Edu: Por isso que talvez Roy Hodgson seja, neste momento, o nome mais próximo do ideal para tentar revitalizar algumas coisas por ali. Não foi à toa que ele deu oportunidade a uma nova geração que chega bem mais pilhada e sem estar contaminada pelos decanos. Sturridge é um deles, um jogador que renasceu no Liverpool ao lado de Luis Suárez. Mas há outros, como Ox Chamberlain, a quem o técnico deu espaço e não se arrependeu, e Andros Townsend, um meia-ponta driblador à moda antiga, um dos poucos que consegue se destacar no caos atual que é o time do Tottenham.

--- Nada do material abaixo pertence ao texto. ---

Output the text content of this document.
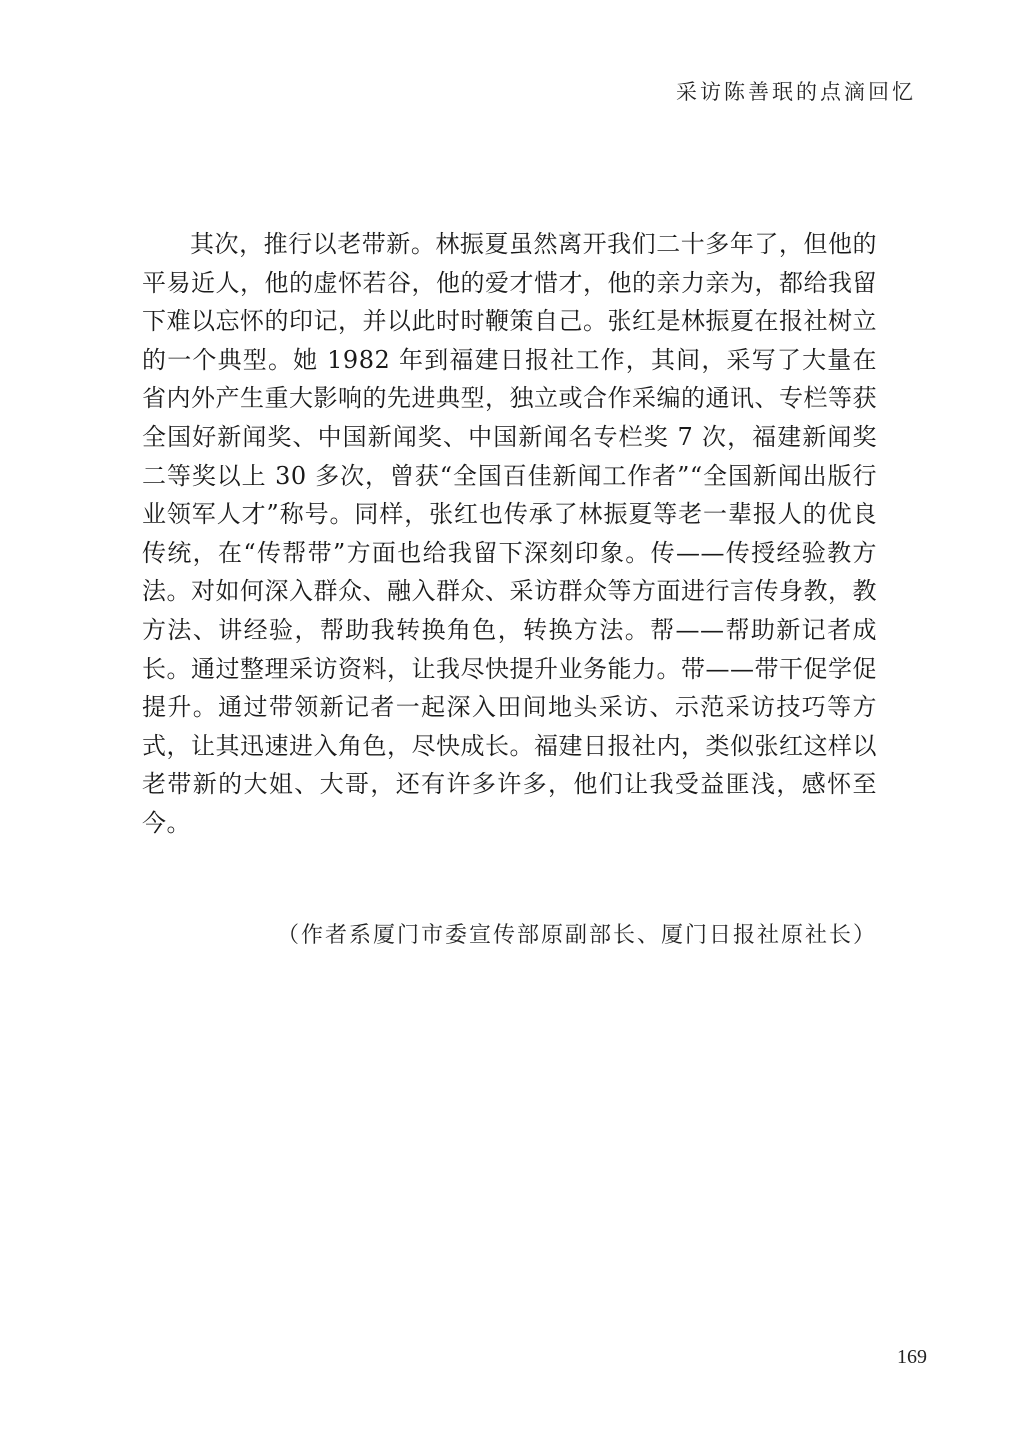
采访陈善珉的点滴回忆

其次，推行以老带新。林振夏虽然离开我们二十多年了，但他的平易近人，他的虚怀若谷，他的爱才惜才，他的亲力亲为，都给我留下难以忘怀的印记，并以此时时鞭策自己。张红是林振夏在报社树立的一个典型。她 1982 年到福建日报社工作，其间，采写了大量在省内外产生重大影响的先进典型，独立或合作采编的通讯、专栏等获全国好新闻奖、中国新闻奖、中国新闻名专栏奖 7 次，福建新闻奖二等奖以上 30 多次，曾获“全国百佳新闻工作者”“全国新闻出版行业领军人才”称号。同样，张红也传承了林振夏等老一辈报人的优良传统，在“传帮带”方面也给我留下深刻印象。传——传授经验教方法。对如何深入群众、融入群众、采访群众等方面进行言传身教，教方法、讲经验，帮助我转换角色，转换方法。帮——帮助新记者成长。通过整理采访资料，让我尽快提升业务能力。带——带干促学促提升。通过带领新记者一起深入田间地头采访、示范采访技巧等方式，让其迅速进入角色，尽快成长。福建日报社内，类似张红这样以老带新的大姐、大哥，还有许多许多，他们让我受益匪浅，感怀至今。

（作者系厦门市委宣传部原副部长、厦门日报社原社长）
169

Hodgson viveu mais tempo como treinador fora do que dentro da Inglaterra, o que certamente deu a ele uma visão menos engessada do futebol. Acho até que essa garotada pode levar os mais experientes a sacudir um pouco da poeira.

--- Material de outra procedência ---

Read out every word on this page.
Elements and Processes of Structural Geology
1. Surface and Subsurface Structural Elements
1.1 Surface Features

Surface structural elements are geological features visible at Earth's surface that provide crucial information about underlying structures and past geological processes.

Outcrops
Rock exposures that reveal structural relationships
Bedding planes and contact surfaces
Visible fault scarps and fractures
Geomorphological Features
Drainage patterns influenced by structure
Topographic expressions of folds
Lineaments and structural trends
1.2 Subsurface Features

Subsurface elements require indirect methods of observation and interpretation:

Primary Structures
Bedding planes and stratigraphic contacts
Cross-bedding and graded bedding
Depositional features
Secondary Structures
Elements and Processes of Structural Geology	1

Carles: Inclusive pela miscigenação, muito mais autêntica nesta nova edição. Sturridge tem muito das ancestrais raízes jamaicanas. Se no Liverpool ele faz duo com o superego Luisito, no time inglês faz par com o ex-futuro-quase-bad-boy Rooney, de quem nunca sabemos bem o que esperar. Junto com a moçadinha, teremos medalhões como o próprio Wayne, Gerrard, Lampard e Cole (os dois do Chelsea, quiçá na reserva). E definitivamente sem o capitão Terry, que representava a tradicional liderança dos zagueiros nos times ingleses.

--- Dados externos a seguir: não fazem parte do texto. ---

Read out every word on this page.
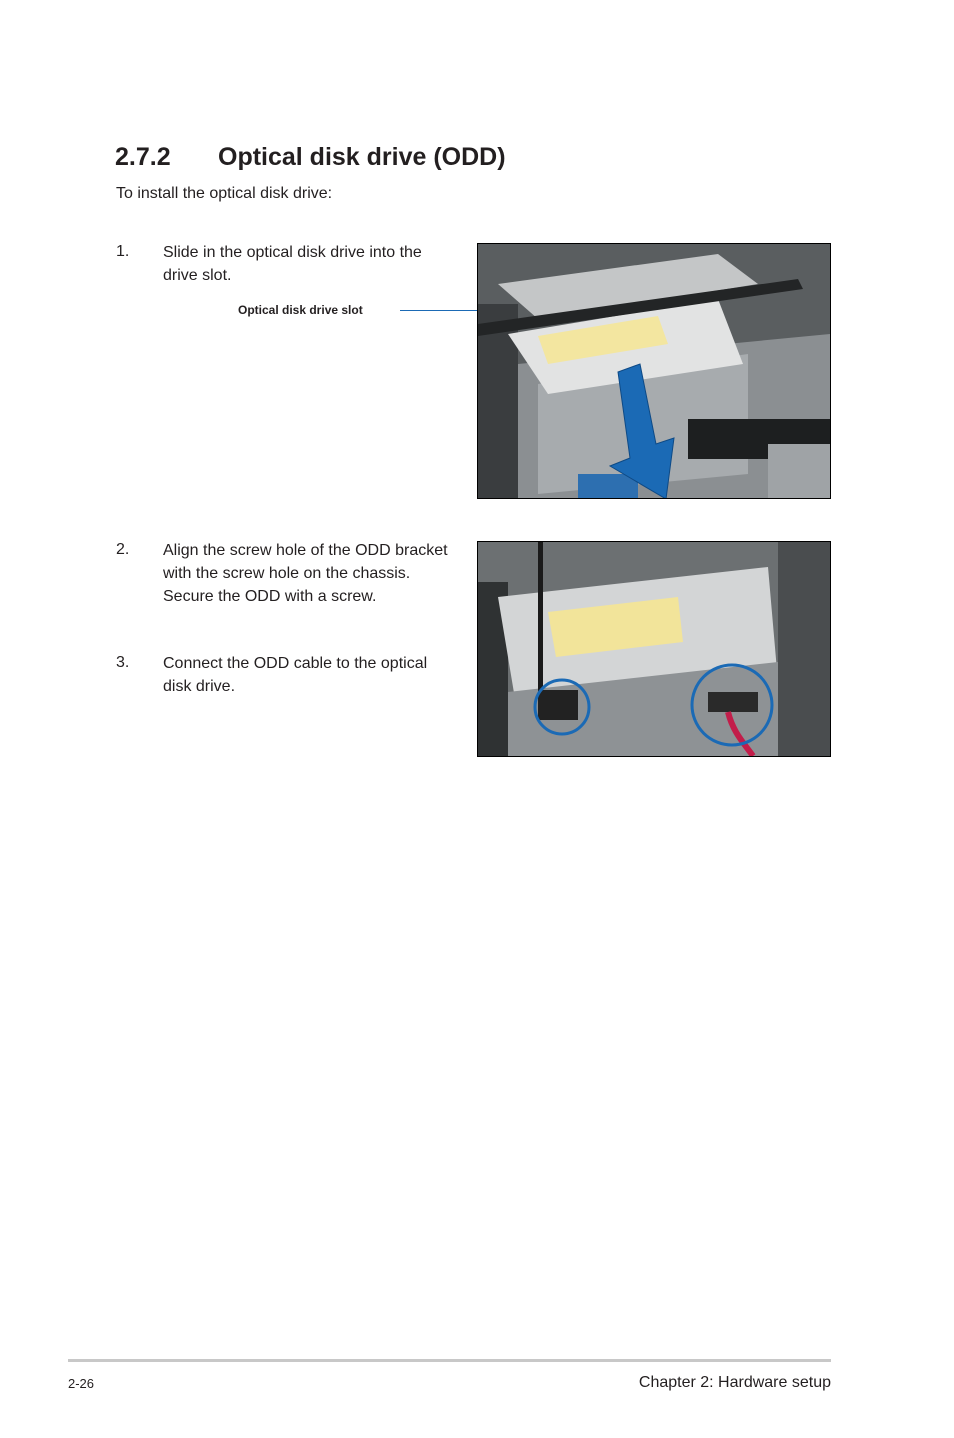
2.7.2 Optical disk drive (ODD)
To install the optical disk drive:
1. Slide in the optical disk drive into the drive slot.
Optical disk drive slot
2. Align the screw hole of the ODD bracket with the screw hole on the chassis. Secure the ODD with a screw.
3. Connect the ODD cable to the optical disk drive.
2-26	Chapter 2: Hardware setup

Edu: Mas até na defesa Hodgson mexeu bem e talvez tenha encontrado uma fórmula mais eficiente com dois jogadores rápidos de sua confiança Cahill e Jadielka. Na lateral esquerda o excelente Leighton Baines, do Everton, fez todo mundo se esquecer de Cole, mas na direita deve jogar Glen Johnson, do Liverpool, lento e problemático no mano a mano. Só que tudo nesse time passa pelo meio de campo e se Hodgson se propor a conservar Gerrard como volante, como ele vem atuando ultimamente, será um grande avanço para quem sempre teve por ali jogadores mais físicos do que técnicos. Em todo caso, como se trata de Inglaterra, tudo o que dissermos aqui pode virar água já na estreia na calorenta Manaus. No fim, o time corre o risco de ter que decidir mesmo o segundo lugar do grupo contra os uruguaios, dia 19 de junho, em Itaquera. Ou seja, do outro lado estará Luisito.

Carles: Se levarmos em conta a dança dos números do Ranking Fifa – às vezes mais enganosos que as eternas promessas da seleção inglesa – o segundo posto se disputa mesmo na estreia em Manaus, entre os europeus, já que os uruguaios são os melhores posicionados no sexto posto, depois vem a Itália 8ª, Inglaterra 12ª e por último Costa Rica, no 34º posto. Por último, permita-me comentar aqui a tal polêmica que, de alguma forma, aproximou CBF e FA, o terreno dos negócios e patrocínios que andou dificultando a edição o chamado álbum oficial das figurinhas da Copa. Segundo eu sei, foram as duas únicas que apresentaram obstáculos aos editores. Você recomenda que o resto de federações deixem se aconselhar pelos assessores brasileiros e ingleses antes de fechar um negócio?

Edu: Nem precisa de recomendação, ninguém vai cair nessa esparrela.